Muş'un Hasköy ilçesinde hayvan sahipleri ve çobanların sıcak havadan bunalan mandaları Karasu Nehri'nde serinletmeye çalışması ilginç görüntüler oluşturuyor. 7 bin 200 manda varlığıyla Türkiye'de yedinci sırada bulunan Muş'ta hayvan sahipleri, ürettikleri süt, yoğurt, peynir, tereyağı ve kaymak ile kentin ekonomisine katkı sağlıyor.
Gün boyunca Muş Ovası ve meralarda otlatılan hayvanlar, sıcaklığın arttığı saatlerde çobanlar ve hayvan sahipleri tarafından Karasu Nehri'ne getiriliyor.
Süt verimini artırmak ve hastalıklardan korunmaları için yaklaşık 4 saat suda bekletilerek serinlemeleri sağlanan hayvanlar, daha sonra tekrar otlaklara götürülüyor.

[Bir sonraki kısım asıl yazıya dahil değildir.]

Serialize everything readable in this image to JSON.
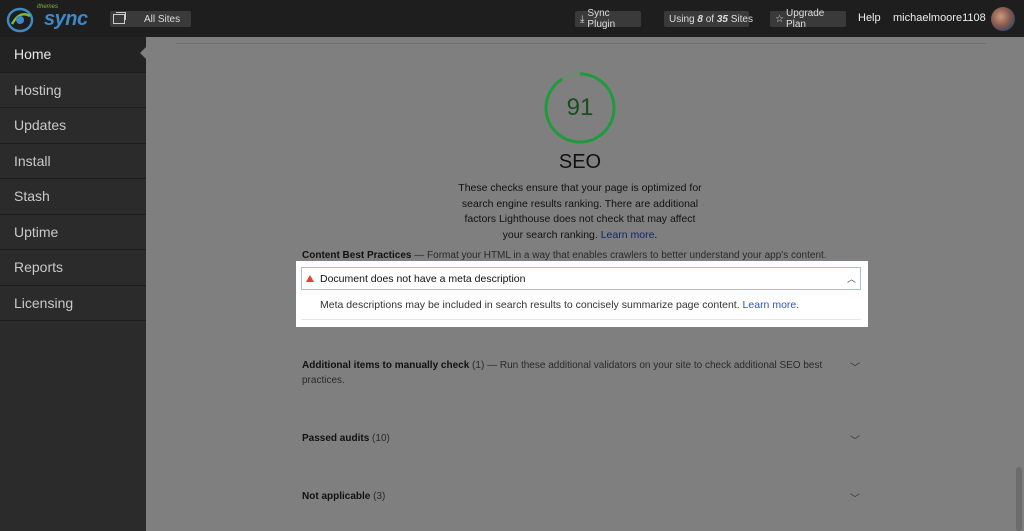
{
  "topbar": {
    "logo_small": "ithemes",
    "logo_big": "sync",
    "sites_label": "All Sites",
    "sync_plugin": "Sync Plugin",
    "usage_prefix": "Using",
    "usage_used": "8",
    "usage_of": "of",
    "usage_total": "35",
    "usage_suffix": "Sites",
    "upgrade": "Upgrade Plan",
    "help": "Help",
    "username": "michaelmoore1108"
  },
  "sidebar": {
    "items": [
      {
        "label": "Home"
      },
      {
        "label": "Hosting"
      },
      {
        "label": "Updates"
      },
      {
        "label": "Install"
      },
      {
        "label": "Stash"
      },
      {
        "label": "Uptime"
      },
      {
        "label": "Reports"
      },
      {
        "label": "Licensing"
      }
    ]
  },
  "report": {
    "score": "91",
    "score_fraction": 0.91,
    "score_color": "#1f9a3c",
    "title": "SEO",
    "description": "These checks ensure that your page is optimized for search engine results ranking. There are additional factors Lighthouse does not check that may affect your search ranking.",
    "learn_more": "Learn more",
    "content_best": {
      "title": "Content Best Practices",
      "dash": "—",
      "text": "Format your HTML in a way that enables crawlers to better understand your app's content."
    },
    "audit": {
      "title": "Document does not have a meta description",
      "body": "Meta descriptions may be included in search results to concisely summarize page content.",
      "learn_more": "Learn more",
      "icon": "warning-triangle-icon"
    },
    "manual": {
      "title": "Additional items to manually check",
      "count": "(1)",
      "dash": "—",
      "text": "Run these additional validators on your site to check additional SEO best practices."
    },
    "passed": {
      "title": "Passed audits",
      "count": "(10)"
    },
    "na": {
      "title": "Not applicable",
      "count": "(3)"
    }
  }
}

Muş Manda Birliği Başkanı Yüksel Erkul, hayvancılıkta önemli bir yere sahip olan kentte 7 bin 200 mandanın olduğunu söyledi.
Sulak alanların çok olduğu Muş Ovası'nın manda yetiştiriciliğine uygun olduğunu belirten Erkul, şunları kaydetti:
"Manda yetiştiriciliği ilin ekonomisine önemli katkı sağlıyor. Havaların ısınmasıyla mandaların mera ve yayla dönemi başladı. Mandalarımızı yaklaşık 5-6 ay ahırlarda besledik.
Şimdi ise çobanlarımız tarafından mera ve yaylalarda otlatılıyor. Hayvanlar özellikle sulak alanlarda yetişiyor. Mandaların günde mutlaka iki kez suya girmeleri gerekiyor. Yazın su çok önemli. Mandaların suya girmesi hem verimi hem de kaliteyi arttırır. Mandaların derisi ince olduğu için güneşe dayanmıyor. Mandanın eti, sütü ve yoğurdu ekonomimize katkı sağlıyor."
Karakütük köyünde manda yetiştiriciliği yapan Mehmet Emin Özdemir ise "Yazın süt verimini artırmak amacıyla hayvanları Karasu Nehri'ne getiriyoruz. Mandalar suyu çok seviyor. Günde ortalama 4 saat suda kalıyorlar. Bazen sudan çıkmak istemiyorlar. Hayvanların suya girmesi süt verimini artırıyor. Nehirde temizleniyorlar ve hastalıklardan korunuyorlar. Manda sütü ve yoğurdu çok sağlıklı. Bölgemizde manda yoğurdu çok tercih ediliyor." diye konuştu.